Zudem seien die Preise für Lebensmittel im November nicht mehr so stark gestiegen wie noch in den Vormonaten. Die Teuerung dort lag bei 5,5 Prozent. Zum Vergleich: Im Oktober waren die Lebensmittelpreise um 6,1 Prozent gestiegen, im September um 7,5 Prozent und im August noch um 9,0 Prozent.
Gleichzeitig stiegen die Löhne zwischen Juli und September im Schnitt stärker an als die Verbraucherpreise im gleichen Zeitraum, was in einem Reallohnplus von 0,6 Prozent resultierte. Verglichen mit dem Vorjahresquartal nahmen die Nominallöhne um 6,3 Prozent zu, während die Verbraucherpreise in dem Zeitraum um 5,7 Prozent stiegen, wie das Statistikamt mitteilte.
Dieser Trend werde sich in den nächsten Monaten fortsetzen, erklärte Sebastian Dullien, wissenschaftlicher Direktor des Instituts für Makroökonomie und Konjunkturforschung (IMK) der Hans-Böckler-Stiftung. "Grundsätzlich dürften die steigenden Reallöhne in den kommenden Monaten den privaten Konsum in Deutschland und damit die Konjunktur stützen."
Der ING-Experte Carsten Brzeski erwartet, dass sich die Inflation in den kommenden Monaten weiter abschwächen werde: "Der bisherige Rückgang der Inflation war in erster Linie auf Basiseffekte zurückzuführen". Die nächste Phase werde durch die Geldpolitik der Europäischen Zentralbank (EZB) vorangetrieben.

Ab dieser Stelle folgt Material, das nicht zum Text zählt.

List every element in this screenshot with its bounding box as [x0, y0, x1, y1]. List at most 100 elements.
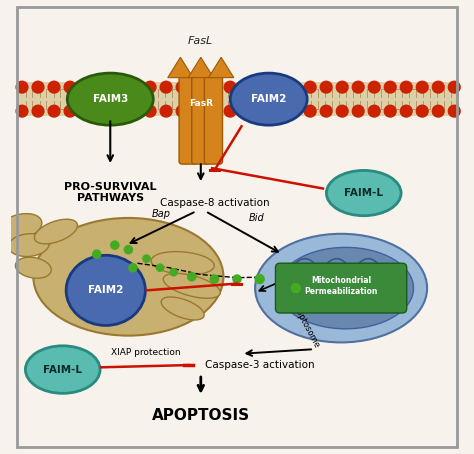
- Circle shape: [337, 81, 348, 93]
- Text: Bap: Bap: [152, 209, 171, 219]
- Circle shape: [32, 105, 44, 117]
- Circle shape: [278, 272, 287, 281]
- Ellipse shape: [33, 218, 223, 336]
- Ellipse shape: [278, 247, 413, 329]
- FancyBboxPatch shape: [275, 263, 407, 313]
- Circle shape: [292, 284, 301, 293]
- Text: Caspase-8 activation: Caspase-8 activation: [160, 197, 269, 207]
- Circle shape: [384, 81, 396, 93]
- Bar: [18, 82, 456, 116]
- Circle shape: [129, 264, 137, 272]
- Ellipse shape: [151, 252, 214, 275]
- Circle shape: [255, 275, 264, 284]
- Circle shape: [208, 81, 220, 93]
- Ellipse shape: [327, 170, 401, 216]
- Ellipse shape: [66, 255, 146, 326]
- Circle shape: [92, 250, 101, 258]
- Ellipse shape: [163, 273, 220, 298]
- Circle shape: [401, 105, 412, 117]
- Circle shape: [156, 264, 164, 271]
- Circle shape: [188, 273, 196, 281]
- Ellipse shape: [35, 219, 78, 244]
- Circle shape: [224, 105, 236, 117]
- Circle shape: [384, 105, 396, 117]
- Ellipse shape: [9, 234, 49, 257]
- Circle shape: [272, 81, 284, 93]
- Text: Calcium
efflux: Calcium efflux: [280, 293, 317, 312]
- Circle shape: [96, 105, 108, 117]
- Circle shape: [304, 105, 316, 117]
- Circle shape: [256, 105, 268, 117]
- Circle shape: [192, 81, 204, 93]
- Circle shape: [368, 81, 380, 93]
- Circle shape: [448, 81, 460, 93]
- Circle shape: [143, 255, 150, 262]
- Circle shape: [16, 81, 28, 93]
- Circle shape: [80, 81, 92, 93]
- Circle shape: [224, 81, 236, 93]
- Circle shape: [48, 105, 60, 117]
- Circle shape: [352, 105, 364, 117]
- Circle shape: [272, 105, 284, 117]
- Text: XIAP protection: XIAP protection: [110, 348, 180, 357]
- Circle shape: [208, 105, 220, 117]
- Circle shape: [128, 81, 140, 93]
- Circle shape: [80, 105, 92, 117]
- Circle shape: [288, 105, 300, 117]
- Text: FasL: FasL: [188, 36, 213, 46]
- Ellipse shape: [0, 214, 42, 240]
- Circle shape: [352, 81, 364, 93]
- Circle shape: [176, 105, 188, 117]
- Text: FAIM2: FAIM2: [251, 94, 286, 104]
- Circle shape: [16, 105, 28, 117]
- Circle shape: [64, 81, 76, 93]
- Text: Caspase-3 activation: Caspase-3 activation: [205, 360, 314, 370]
- Text: FAIM-L: FAIM-L: [43, 365, 82, 375]
- Text: PRO-SURVIVAL
PATHWAYS: PRO-SURVIVAL PATHWAYS: [64, 182, 156, 203]
- FancyBboxPatch shape: [204, 75, 222, 164]
- FancyBboxPatch shape: [179, 75, 197, 164]
- Text: FAIM-L: FAIM-L: [344, 188, 383, 198]
- Text: Bid: Bid: [248, 213, 264, 223]
- Circle shape: [160, 81, 172, 93]
- Circle shape: [124, 246, 132, 254]
- Circle shape: [448, 105, 460, 117]
- Circle shape: [337, 105, 348, 117]
- Circle shape: [96, 81, 108, 93]
- Circle shape: [240, 105, 252, 117]
- Circle shape: [432, 105, 444, 117]
- Circle shape: [401, 81, 412, 93]
- Circle shape: [256, 81, 268, 93]
- Ellipse shape: [255, 234, 427, 342]
- Circle shape: [176, 81, 188, 93]
- Polygon shape: [209, 57, 234, 78]
- Text: FAIM3: FAIM3: [92, 94, 128, 104]
- Ellipse shape: [230, 73, 307, 125]
- Circle shape: [192, 105, 204, 117]
- Circle shape: [170, 269, 177, 276]
- Circle shape: [368, 105, 380, 117]
- Circle shape: [112, 81, 124, 93]
- Circle shape: [32, 81, 44, 93]
- Circle shape: [288, 81, 300, 93]
- Circle shape: [64, 105, 76, 117]
- Circle shape: [48, 81, 60, 93]
- Circle shape: [240, 81, 252, 93]
- FancyBboxPatch shape: [192, 75, 210, 164]
- Circle shape: [112, 105, 124, 117]
- Ellipse shape: [161, 297, 204, 320]
- Circle shape: [144, 81, 156, 93]
- Circle shape: [432, 81, 444, 93]
- Circle shape: [210, 275, 219, 283]
- Ellipse shape: [16, 257, 51, 278]
- Text: Mitochondrial
Permeabilization: Mitochondrial Permeabilization: [304, 276, 378, 296]
- Ellipse shape: [67, 73, 153, 125]
- Circle shape: [320, 105, 332, 117]
- Circle shape: [128, 105, 140, 117]
- Polygon shape: [188, 57, 213, 78]
- Circle shape: [233, 275, 241, 283]
- Circle shape: [416, 81, 428, 93]
- Circle shape: [320, 81, 332, 93]
- Text: FasR: FasR: [189, 99, 213, 108]
- Circle shape: [160, 105, 172, 117]
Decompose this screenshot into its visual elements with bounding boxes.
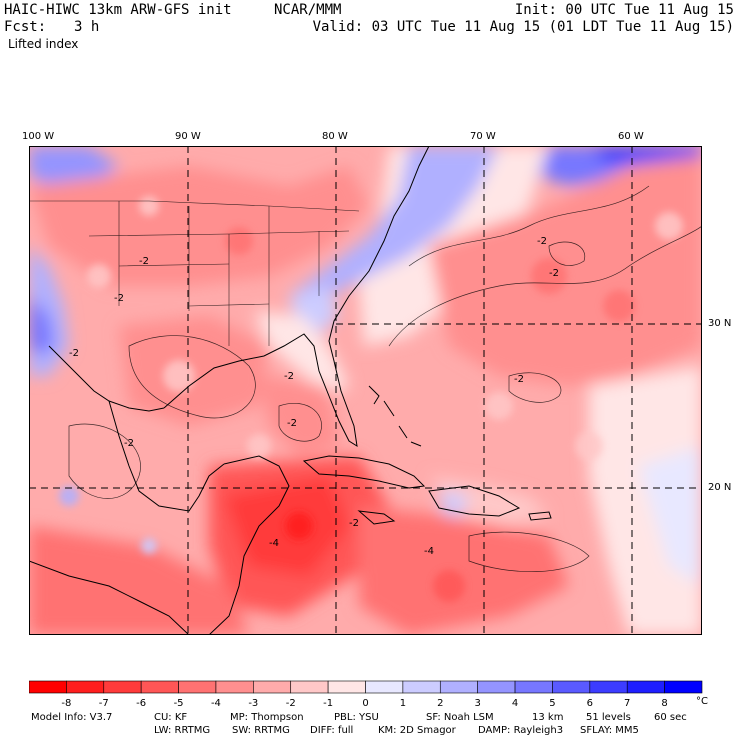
color-scale-unit: °C (696, 696, 708, 707)
color-scale-tick: 7 (624, 698, 630, 709)
contour-label: -4 (424, 546, 434, 557)
model-title: HAIC-HIWC 13km ARW-GFS init (4, 2, 232, 18)
contour-label: -2 (124, 438, 134, 449)
lon-label-90w: 90 W (175, 131, 201, 142)
color-scale-tick: 6 (587, 698, 593, 709)
footer-mp: MP: Thompson (230, 712, 304, 723)
contour-label: -2 (287, 418, 297, 429)
contour-label: -2 (139, 256, 149, 267)
color-scale-tick: 1 (400, 698, 406, 709)
state-borders (29, 200, 360, 346)
init-time: Init: 00 UTC Tue 11 Aug 15 (514, 2, 734, 18)
color-scale-tick: -6 (136, 698, 146, 709)
color-scale-box (365, 680, 404, 694)
color-scale-tick: 0 (362, 698, 368, 709)
footer-timestep: 60 sec (654, 712, 687, 723)
contour-label: -2 (349, 518, 359, 529)
contour-lines (68, 185, 702, 572)
gulf-coast-texas (48, 345, 165, 412)
footer-damp: DAMP: Rayleigh3 (478, 725, 564, 736)
field-name: Lifted index (8, 37, 79, 51)
color-scale-box (477, 680, 516, 694)
color-scale-tick: 3 (474, 698, 480, 709)
color-scale-box (103, 680, 142, 694)
color-scale-box (253, 680, 292, 694)
field-texture (59, 196, 683, 602)
lon-label-60w: 60 W (618, 131, 644, 142)
color-scale-tick: 2 (437, 698, 443, 709)
contour-label: -2 (514, 374, 524, 385)
color-scale-box (439, 680, 478, 694)
footer-sw: SW: RRTMG (232, 725, 290, 736)
color-scale-tick: -8 (61, 698, 71, 709)
footer-km: KM: 2D Smagor (378, 725, 456, 736)
cuba-island (302, 455, 426, 489)
lat-label-30n: 30 N (708, 318, 732, 329)
color-scale-tick: -2 (286, 698, 296, 709)
contour-label: -2 (284, 371, 294, 382)
color-scale-box (290, 680, 329, 694)
jamaica-island (357, 510, 396, 525)
lifted-index-map: -2 -2 -2 -2 -2 -2 -2 -2 -2 -4 -4 -2 (29, 146, 702, 635)
color-scale-tick: -1 (323, 698, 333, 709)
color-scale-box (215, 680, 254, 694)
contour-labels: -2 -2 -2 -2 -2 -2 -2 -2 -2 -4 -4 -2 (69, 236, 559, 557)
color-scale-box (589, 680, 628, 694)
color-scale-tick: 8 (661, 698, 667, 709)
footer-pbl: PBL: YSU (334, 712, 379, 723)
color-scale-ticks: -8 -7 -6 -5 -4 -3 -2 -1 0 1 2 3 4 5 6 7 8 (61, 698, 667, 709)
color-scale-tick: 4 (512, 698, 518, 709)
valid-time: Valid: 03 UTC Tue 11 Aug 15 (01 LDT Tue … (312, 19, 734, 35)
footer-sf: SF: Noah LSM (426, 712, 494, 723)
map-frame (29, 146, 702, 635)
contour-label: -2 (549, 268, 559, 279)
contour-label: -2 (114, 293, 124, 304)
forecast-label: Fcst: (4, 19, 47, 35)
color-scale-box (626, 680, 665, 694)
color-scale-tick: -7 (99, 698, 109, 709)
color-scale-box (140, 680, 179, 694)
color-scale-box (29, 680, 67, 694)
bahamas-islands (368, 385, 422, 447)
footer-res: 13 km (532, 712, 564, 723)
color-scale-tick: 5 (549, 698, 555, 709)
color-scale-box (552, 680, 591, 694)
forecast-hour: 3 h (74, 19, 100, 35)
mexico-gulf-coast (108, 400, 225, 512)
puerto-rico-island (528, 511, 552, 521)
yucatan-central-america-coast (208, 455, 290, 635)
color-scale-box (66, 680, 105, 694)
org-label: NCAR/MMM (274, 2, 342, 18)
color-scale-boxes (29, 680, 703, 694)
color-scale-box (402, 680, 441, 694)
contour-label: -2 (69, 348, 79, 359)
color-scale: -8 -7 -6 -5 -4 -3 -2 -1 0 1 2 3 4 5 6 7 8 °C (29, 680, 708, 709)
footer-lw: LW: RRTMG (154, 725, 211, 736)
color-scale-box (327, 680, 366, 694)
footer-diff: DIFF: full (310, 725, 354, 736)
color-scale-tick: -5 (174, 698, 184, 709)
footer-levels: 51 levels (586, 712, 631, 723)
color-scale-tick: -3 (248, 698, 258, 709)
footer-cu: CU: KF (154, 712, 188, 723)
lon-label-100w: 100 W (22, 131, 55, 142)
footer-model-info: Model Info: V3.7 (31, 712, 113, 723)
lat-lon-grid (29, 146, 702, 635)
color-scale-tick: -4 (211, 698, 221, 709)
contour-label: -4 (269, 538, 279, 549)
color-scale-box (178, 680, 217, 694)
lon-label-70w: 70 W (470, 131, 496, 142)
footer-sflay: SFLAY: MM5 (580, 725, 639, 736)
color-scale-box (514, 680, 553, 694)
lon-label-80w: 80 W (322, 131, 348, 142)
lat-label-20n: 20 N (708, 482, 732, 493)
us-southeast-coast (163, 146, 430, 447)
contour-label: -2 (537, 236, 547, 247)
pacific-coast (29, 560, 190, 635)
color-scale-box (664, 680, 703, 694)
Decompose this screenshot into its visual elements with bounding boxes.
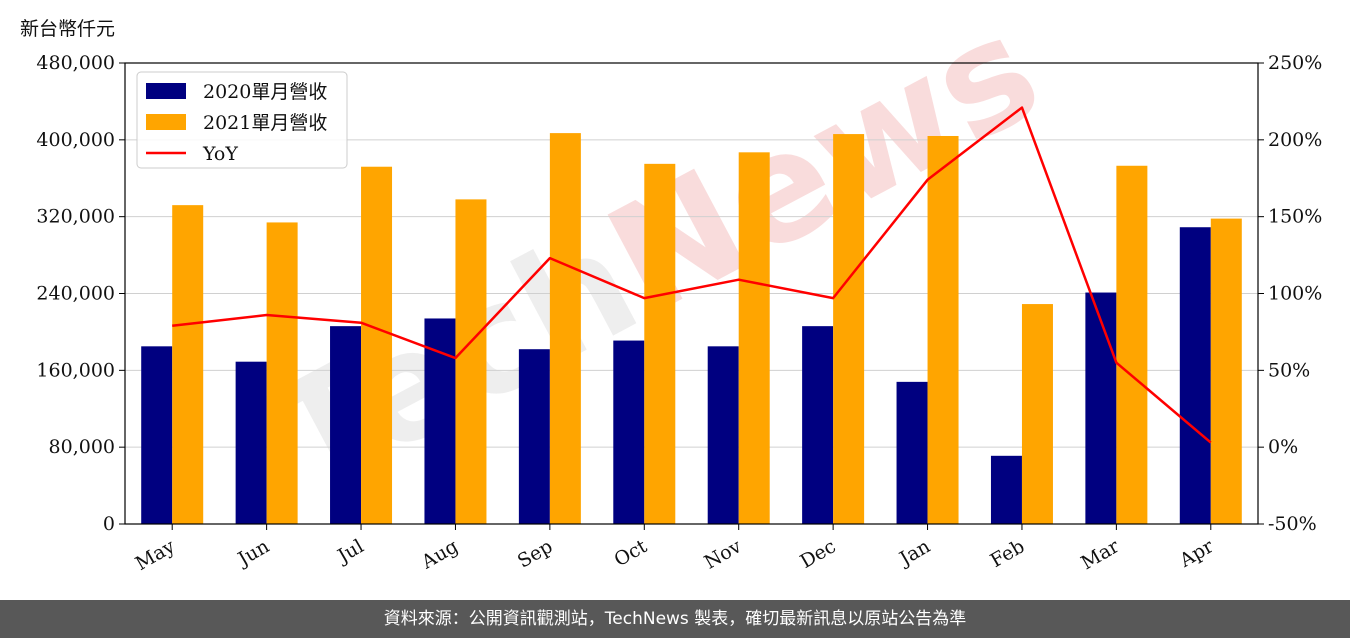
bar-2020 [990,455,1022,524]
y2-tick-label: 50% [1268,359,1310,381]
x-tick-label: Jul [332,535,367,568]
y-tick-label: 240,000 [36,283,115,305]
bar-2021 [833,134,865,524]
bar-2020 [1179,227,1211,524]
y-tick-label: 480,000 [36,52,115,74]
y2-tick-label: 150% [1268,206,1322,228]
y-tick-label: 80,000 [49,436,115,458]
x-tick-label: Sep [514,535,557,572]
bar-2020 [802,326,834,524]
bar-2020 [896,381,928,524]
bar-2020 [141,346,173,524]
bar-2020 [518,349,550,524]
y-tick-label: 160,000 [36,359,115,381]
plot-frame [124,62,1259,525]
bar-2021 [1116,165,1148,524]
bar-2021 [455,199,487,525]
bar-2021 [927,135,959,524]
legend-label-2: YoY [202,143,238,165]
x-tick-label: Jan [894,535,934,571]
x-tick-label: Mar [1077,535,1123,574]
legend-swatch-0 [146,83,186,99]
x-tick-label: Apr [1175,535,1218,572]
x-tick-label: Feb [987,535,1029,572]
bar-2021 [549,133,581,524]
bar-2021 [1021,304,1053,524]
y-tick-label: 320,000 [36,206,115,228]
footer-source-text: 資料來源：公開資訊觀測站，TechNews 製表，確切最新訊息以原站公告為準 [0,600,1350,638]
y2-tick-label: -50% [1268,513,1317,535]
y-tick-label: 0 [103,513,115,535]
x-tick-label: May [132,535,179,575]
bar-2020 [235,361,267,524]
x-tick-label: Nov [701,535,746,574]
legend-label-1: 2021單月營收 [203,112,327,134]
bar-2020 [613,340,645,524]
bar-2020 [707,346,739,524]
unit-label: 新台幣仟元 [20,18,116,40]
yoy-line [172,106,1212,444]
legend-box [136,71,348,169]
y2-tick-label: 100% [1268,283,1322,305]
chart: TechNews080,000160,000240,000320,000400,… [36,0,1322,575]
y2-tick-label: 200% [1268,129,1322,151]
x-tick-label: Dec [796,535,839,573]
y2-tick-label: 250% [1268,52,1322,74]
bar-2021 [361,166,393,524]
y-tick-label: 400,000 [36,129,115,151]
legend-swatch-1 [146,114,186,130]
bar-2021 [1210,218,1242,524]
x-tick-label: Aug [417,535,462,574]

"Die schwächere Nachfrage infolge höherer Zinsen sollten zu einem tatsächlichen Preisrückgang führen", führte Brzeski aus. Unwägbarkeiten seien allerdings möglicherweise erneut steigende Energiepreise und die Probleme im Haushalt, nach dem Urteil des Bundesverfassungsgerichts zum Klima- und Transformationsfonds (KTF).
Mittelfristig geht auch Fritzi Köhler-Geib, Chefvolkswirtin der staatlichen Förderbank KfW, von einer sich weiter abschwächenden Inflation aus. "Um den Jahreswechsel herum dürfte sich der Verbraucherpreisanstieg zunächst aber wieder beschleunigen", erklärte sie. Im Dezember 2022 hatte die Bundesregierung die Haushalte durch eine Soforthilfe bei Gas- und Fernwärme entlastet, was zu einem Basiseffekt in diesem Jahr führen dürfte. Hinzu komme die Anhebung der Lkw-Maut ab Dezember und das Ende der Mehrwertsteuersenkung für die Gastronomie im Januar.
In die gleiche Kerbe schlug Christoph Swonke, Konjunkturanalyst der DZ Bank. Der Wert für November schiele zwar "in Richtung Normalität", im kommenden Monat sei aber wieder mit einer höheren Rate zu rechnen, die die Inflation kurzfristig in die Nähe von vier Prozent manövrieren könnte.